Ich weiss. Jetzt hast du schon so viel zu tun, so viele Verpflichtungen und jetzt musst du dich auch noch darum kümmern, dich leicht zu fühlen? Nun – eigentlich geht es ja eher ums Weglassen. Das macht die Sache nicht einfacher. Weglassen ist schwierig und lohnt sich mächtig. Das Hoffnungsbarometer 2024 hat gezeigt, dass das Vertrauen in eine positive gesellschaftliche Entwicklung und der Glaube an eine gute und gerechte Welt in den letzten Jahren abgenommen hat. Und: Die wichtigsten Quellen für Hoffnung sind – gemäss der Studie – gute Erlebnisse in der freien Natur und die Unterstützung von Familie und Freunden. Da haben wirs! Persönliche gute Erlebnisse in der freien Natur, vielleicht sogar mit Familie und Freunden sind die wichtigste Quelle für Hoffnung und haben damit gesellschaftliche Relevanz!
Leichtigkeit in der Natur zu suchen bedeutet also nicht, vor den Aufgaben der Welt wegzurennen, sondern ihnen mit Hoffnung begegnen zu können.
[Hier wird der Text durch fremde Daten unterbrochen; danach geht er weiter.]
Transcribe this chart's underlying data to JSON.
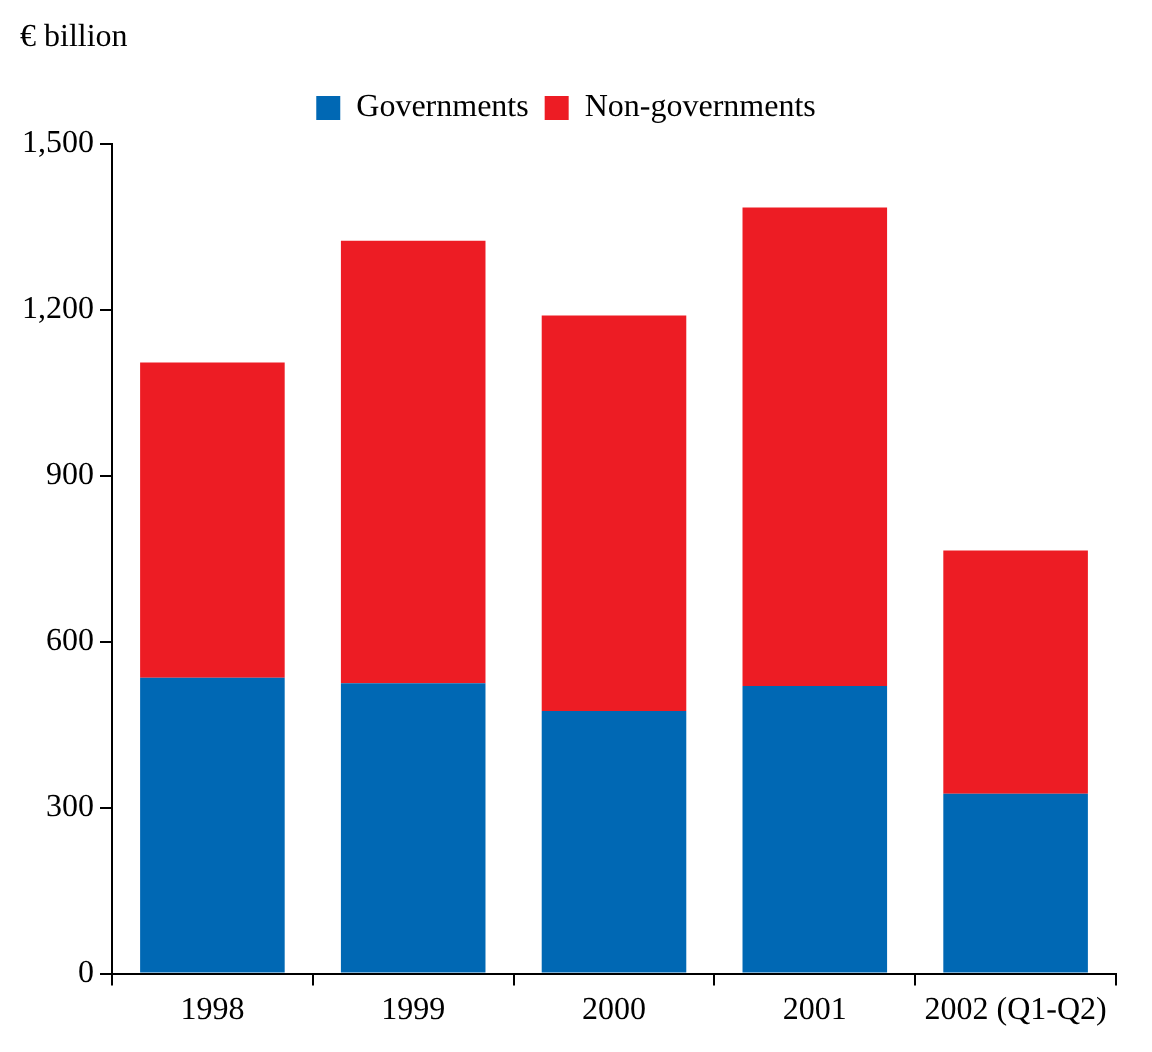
{
  "chart_data": {
    "type": "bar",
    "stacked": true,
    "ylabel": "€ billion",
    "categories": [
      "1998",
      "1999",
      "2000",
      "2001",
      "2002 (Q1-Q2)"
    ],
    "series": [
      {
        "name": "Governments",
        "color": "#0068b4",
        "values": [
          535,
          525,
          475,
          520,
          325
        ]
      },
      {
        "name": "Non-governments",
        "color": "#ed1c24",
        "values": [
          570,
          800,
          715,
          865,
          440
        ]
      }
    ],
    "ylim": [
      0,
      1500
    ],
    "yticks": [
      {
        "value": 0,
        "label": "0"
      },
      {
        "value": 300,
        "label": "300"
      },
      {
        "value": 600,
        "label": "600"
      },
      {
        "value": 900,
        "label": "900"
      },
      {
        "value": 1200,
        "label": "1,200"
      },
      {
        "value": 1500,
        "label": "1,500"
      }
    ],
    "grid": false,
    "legend": "top"
  }
}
Die Sonne wird schwächer. Schon schiebt sich ein feiner Wolkenstreif davor und es wird merklich kühler. Es wird Zeit zurückzukehren. Aufgetankt und erfüllt von vitaler Ruhe bin ich bereit, den Weg in den Nebel anzugehen. Ein letzter Schluck am kühlen Brunnen und einen Gutsch Wasser ins Gesicht. Ja, ich habe mich ausgeklinkt. Und jetzt bin ich wieder bereit, mich ins Getümmel zu stürzen. Ich freue mich auf die Menschen, die Zeit der längsten Nacht und des Jahreswechsels.